In fact, Shakespeare seems to play subversively with the ultimate monarch. He’s not the protagonist of the play named for him. And while he’s alive, in the first half of the play, his humanity (and thus his mortality) is underscored:

    He had a fever when he was in Spain,
    And when the fit was on him, I did mark
    How he did shake. 'Tis true, this god did shake:
    His coward lips did from their color fly,
    And that same eye, whose bend doth awe the world,
    Did lose his luster: I did hear him groan:
    Ay, and that tongue of his that bade the Romans
    Mark Him, and write his speeches in their books,
    'Alas,' it cried, 'give me some drink, Titinius',
    As a sick girl. Ye gods, it doth amaze me
    A man of such a feeble temper should
    So get the start of the majestic world
    And bear the palm alone.

That’s Cassius in Act 1, so read it with a touch of skepticism, but at times the anecdote gets borne out. While he’s alive, Caesar’s greatness isn’t inherent, it’s in his wife’s prophetic nightmare and the soothsayer’s warning to “Beware the Ides of March.” His arc towards apotheosis is only activated by the assassination. As Brutus considers the event beforehand, he says:

    Let us be sacrificers but not butchers, Caius
    
    Let’s carve him as a dish fit for the gods

Then Brutus goes further, staging the assassination as a sacrificial ritual.
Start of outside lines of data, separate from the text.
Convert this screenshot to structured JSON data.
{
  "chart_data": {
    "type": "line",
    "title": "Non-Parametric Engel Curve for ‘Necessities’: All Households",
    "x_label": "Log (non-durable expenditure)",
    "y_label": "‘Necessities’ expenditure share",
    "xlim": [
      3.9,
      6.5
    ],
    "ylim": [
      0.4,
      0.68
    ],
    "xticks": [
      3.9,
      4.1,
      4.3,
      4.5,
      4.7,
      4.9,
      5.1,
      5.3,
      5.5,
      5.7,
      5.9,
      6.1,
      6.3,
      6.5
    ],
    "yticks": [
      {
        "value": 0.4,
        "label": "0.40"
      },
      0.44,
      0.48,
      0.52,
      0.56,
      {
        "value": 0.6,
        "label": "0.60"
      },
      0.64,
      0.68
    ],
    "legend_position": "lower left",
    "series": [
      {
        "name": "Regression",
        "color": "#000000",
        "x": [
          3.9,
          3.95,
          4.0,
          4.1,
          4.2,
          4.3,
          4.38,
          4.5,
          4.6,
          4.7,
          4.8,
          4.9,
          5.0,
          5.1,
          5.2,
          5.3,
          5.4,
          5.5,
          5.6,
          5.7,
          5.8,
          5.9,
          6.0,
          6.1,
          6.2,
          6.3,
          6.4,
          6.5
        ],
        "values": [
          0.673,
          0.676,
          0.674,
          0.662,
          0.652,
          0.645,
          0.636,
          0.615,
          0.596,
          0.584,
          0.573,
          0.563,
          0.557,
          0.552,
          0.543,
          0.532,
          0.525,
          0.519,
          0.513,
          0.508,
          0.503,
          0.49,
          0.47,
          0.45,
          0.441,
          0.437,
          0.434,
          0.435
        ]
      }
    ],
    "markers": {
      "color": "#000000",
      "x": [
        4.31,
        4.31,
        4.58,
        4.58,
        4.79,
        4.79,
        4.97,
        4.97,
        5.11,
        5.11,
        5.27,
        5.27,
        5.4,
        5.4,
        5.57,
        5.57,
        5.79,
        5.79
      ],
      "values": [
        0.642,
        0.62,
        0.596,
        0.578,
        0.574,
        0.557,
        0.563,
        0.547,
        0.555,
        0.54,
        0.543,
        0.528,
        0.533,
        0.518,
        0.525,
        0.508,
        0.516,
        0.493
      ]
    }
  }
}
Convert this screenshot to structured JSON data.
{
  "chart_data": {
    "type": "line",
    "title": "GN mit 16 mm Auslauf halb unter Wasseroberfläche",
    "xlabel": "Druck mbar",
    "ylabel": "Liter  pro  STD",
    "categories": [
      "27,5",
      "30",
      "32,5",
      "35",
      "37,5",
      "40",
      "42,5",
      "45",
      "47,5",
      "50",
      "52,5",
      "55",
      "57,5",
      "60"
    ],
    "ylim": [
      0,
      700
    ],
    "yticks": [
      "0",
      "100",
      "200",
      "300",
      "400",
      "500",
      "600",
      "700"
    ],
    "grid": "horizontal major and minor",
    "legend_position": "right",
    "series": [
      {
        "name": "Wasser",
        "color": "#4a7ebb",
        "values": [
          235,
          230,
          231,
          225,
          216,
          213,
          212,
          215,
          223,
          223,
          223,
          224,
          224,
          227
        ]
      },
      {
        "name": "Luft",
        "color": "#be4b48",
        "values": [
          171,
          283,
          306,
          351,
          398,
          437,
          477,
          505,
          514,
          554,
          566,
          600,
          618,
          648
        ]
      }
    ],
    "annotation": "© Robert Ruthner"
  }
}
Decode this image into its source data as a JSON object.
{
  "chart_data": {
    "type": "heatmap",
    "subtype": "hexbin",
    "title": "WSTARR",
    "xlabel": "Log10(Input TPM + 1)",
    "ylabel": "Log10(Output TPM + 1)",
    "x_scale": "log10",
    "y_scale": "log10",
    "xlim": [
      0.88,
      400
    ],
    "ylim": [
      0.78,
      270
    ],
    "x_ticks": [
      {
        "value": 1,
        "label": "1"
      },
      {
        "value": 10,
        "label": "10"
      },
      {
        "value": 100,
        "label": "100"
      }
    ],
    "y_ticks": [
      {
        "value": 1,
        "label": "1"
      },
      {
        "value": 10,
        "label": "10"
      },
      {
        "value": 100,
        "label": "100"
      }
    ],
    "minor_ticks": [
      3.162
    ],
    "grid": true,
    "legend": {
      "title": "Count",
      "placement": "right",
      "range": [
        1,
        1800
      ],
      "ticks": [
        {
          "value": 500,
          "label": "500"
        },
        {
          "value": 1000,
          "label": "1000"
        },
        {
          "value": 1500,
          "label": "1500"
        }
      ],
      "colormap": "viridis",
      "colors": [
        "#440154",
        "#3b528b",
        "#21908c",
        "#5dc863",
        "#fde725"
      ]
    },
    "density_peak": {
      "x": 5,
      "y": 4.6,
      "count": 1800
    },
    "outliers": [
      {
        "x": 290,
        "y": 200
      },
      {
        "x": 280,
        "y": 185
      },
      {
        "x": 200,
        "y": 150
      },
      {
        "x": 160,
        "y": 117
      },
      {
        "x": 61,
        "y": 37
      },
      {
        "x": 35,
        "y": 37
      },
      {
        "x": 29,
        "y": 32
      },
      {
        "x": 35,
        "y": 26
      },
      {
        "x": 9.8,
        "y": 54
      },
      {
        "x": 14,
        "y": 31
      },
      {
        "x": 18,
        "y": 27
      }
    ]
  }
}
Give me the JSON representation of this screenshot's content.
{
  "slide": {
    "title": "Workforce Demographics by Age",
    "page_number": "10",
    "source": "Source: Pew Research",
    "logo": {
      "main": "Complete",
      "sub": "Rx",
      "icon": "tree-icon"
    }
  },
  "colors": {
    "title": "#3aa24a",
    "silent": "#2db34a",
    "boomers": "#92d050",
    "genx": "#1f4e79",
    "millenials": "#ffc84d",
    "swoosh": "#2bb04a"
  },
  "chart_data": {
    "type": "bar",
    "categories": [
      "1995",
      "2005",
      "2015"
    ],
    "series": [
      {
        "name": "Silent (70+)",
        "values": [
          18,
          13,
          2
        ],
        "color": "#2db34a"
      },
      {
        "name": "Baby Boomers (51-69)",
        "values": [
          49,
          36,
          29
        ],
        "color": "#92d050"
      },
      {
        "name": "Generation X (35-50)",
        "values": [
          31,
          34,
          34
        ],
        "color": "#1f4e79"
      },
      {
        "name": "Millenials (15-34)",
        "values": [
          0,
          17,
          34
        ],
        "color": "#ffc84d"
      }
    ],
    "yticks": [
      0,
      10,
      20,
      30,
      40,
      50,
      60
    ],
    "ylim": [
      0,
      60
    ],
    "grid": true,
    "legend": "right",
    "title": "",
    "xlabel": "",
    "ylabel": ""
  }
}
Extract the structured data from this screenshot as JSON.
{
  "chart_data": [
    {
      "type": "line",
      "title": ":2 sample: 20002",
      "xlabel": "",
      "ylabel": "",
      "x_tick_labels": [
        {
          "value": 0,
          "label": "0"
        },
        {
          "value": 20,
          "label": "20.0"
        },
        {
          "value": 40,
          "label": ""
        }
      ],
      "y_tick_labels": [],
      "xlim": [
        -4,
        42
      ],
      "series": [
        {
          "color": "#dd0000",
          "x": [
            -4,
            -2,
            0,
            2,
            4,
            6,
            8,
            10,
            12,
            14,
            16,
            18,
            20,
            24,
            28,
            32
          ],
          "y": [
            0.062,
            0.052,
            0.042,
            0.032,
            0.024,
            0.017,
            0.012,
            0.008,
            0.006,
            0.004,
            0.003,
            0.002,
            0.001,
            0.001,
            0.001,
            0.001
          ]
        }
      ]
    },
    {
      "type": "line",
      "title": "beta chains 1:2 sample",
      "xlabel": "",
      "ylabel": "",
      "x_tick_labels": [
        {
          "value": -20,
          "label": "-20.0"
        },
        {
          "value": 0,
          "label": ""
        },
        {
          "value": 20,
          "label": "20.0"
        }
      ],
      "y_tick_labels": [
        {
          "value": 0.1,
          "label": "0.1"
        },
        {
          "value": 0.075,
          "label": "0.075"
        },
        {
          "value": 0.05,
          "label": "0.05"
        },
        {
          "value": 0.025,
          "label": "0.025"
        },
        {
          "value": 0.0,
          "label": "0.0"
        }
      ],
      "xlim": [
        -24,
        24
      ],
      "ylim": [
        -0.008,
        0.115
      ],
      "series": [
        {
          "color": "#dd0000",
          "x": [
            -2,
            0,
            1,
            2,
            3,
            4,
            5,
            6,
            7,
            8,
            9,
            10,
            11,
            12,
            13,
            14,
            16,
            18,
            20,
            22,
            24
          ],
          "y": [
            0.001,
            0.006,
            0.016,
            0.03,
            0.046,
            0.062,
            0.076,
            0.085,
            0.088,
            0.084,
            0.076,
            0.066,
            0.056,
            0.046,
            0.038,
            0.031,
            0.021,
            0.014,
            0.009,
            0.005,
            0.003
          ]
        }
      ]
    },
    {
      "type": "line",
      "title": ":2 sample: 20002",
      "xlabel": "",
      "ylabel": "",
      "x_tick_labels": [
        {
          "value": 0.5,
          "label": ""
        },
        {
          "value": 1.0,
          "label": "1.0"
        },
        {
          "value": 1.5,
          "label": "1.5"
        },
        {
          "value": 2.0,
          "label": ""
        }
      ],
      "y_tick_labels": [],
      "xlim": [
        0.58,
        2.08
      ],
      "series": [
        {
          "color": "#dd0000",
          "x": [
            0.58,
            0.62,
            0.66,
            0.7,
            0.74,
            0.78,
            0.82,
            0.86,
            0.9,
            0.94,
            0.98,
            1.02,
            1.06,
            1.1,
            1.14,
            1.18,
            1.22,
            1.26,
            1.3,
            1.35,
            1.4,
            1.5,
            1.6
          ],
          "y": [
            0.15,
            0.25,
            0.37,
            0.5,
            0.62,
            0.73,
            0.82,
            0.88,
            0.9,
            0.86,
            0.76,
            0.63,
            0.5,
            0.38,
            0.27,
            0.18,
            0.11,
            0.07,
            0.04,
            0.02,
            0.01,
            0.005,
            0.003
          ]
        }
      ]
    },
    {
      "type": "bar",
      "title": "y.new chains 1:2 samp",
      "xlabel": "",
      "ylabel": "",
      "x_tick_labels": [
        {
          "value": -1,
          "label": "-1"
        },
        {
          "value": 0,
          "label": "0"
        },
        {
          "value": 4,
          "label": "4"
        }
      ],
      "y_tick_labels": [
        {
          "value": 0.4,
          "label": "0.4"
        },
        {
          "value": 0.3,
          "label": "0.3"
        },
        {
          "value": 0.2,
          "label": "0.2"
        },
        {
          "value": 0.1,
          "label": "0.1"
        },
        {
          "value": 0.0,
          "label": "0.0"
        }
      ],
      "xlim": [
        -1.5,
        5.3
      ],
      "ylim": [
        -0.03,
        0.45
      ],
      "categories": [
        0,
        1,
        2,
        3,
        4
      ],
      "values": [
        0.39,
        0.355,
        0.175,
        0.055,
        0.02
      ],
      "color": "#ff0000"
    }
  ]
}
                                    Stoop, Romans, stoop,
    And let us bathe our hands in Caesar’s blood
    Up to the elbows, and besmear our swords:
    Then walk we forth, even to the marketplace,
    And, waving our red weapons o’er our heads,
    Let’s all cry, ‘Peace, freedom, and liberty!’

After his death Caesar is more than a man (a little like Obi Wan Kenobi). His spirit haunts the playnot just literally, as a Shakespearean specter appearing to Brutus, but in the verse and behind the events. As Cassius says in his Roman suicide,

    Caesar, thou art revenged
    Even with the sword that killed thee.

And when the army of Brutus is unexpectedly defeated by Octavius,

    Oh Julius Cesar, thou art mighty yet!
    Thy spirit walks abroad, and turns our swords
    In our own proper entrails.

My favorite aspect of Julius Caesar is this tension between the man and the myth. Shakespeare’s approach is pretty Christian (Platonic?), suggesting that Caesar's true soul is only seen once the body is discarded, and he becomes history. In fact, we still live in Julius Caesar’s world: we have a month named for him, after all, and we remember the date in the soothsayer’s warning.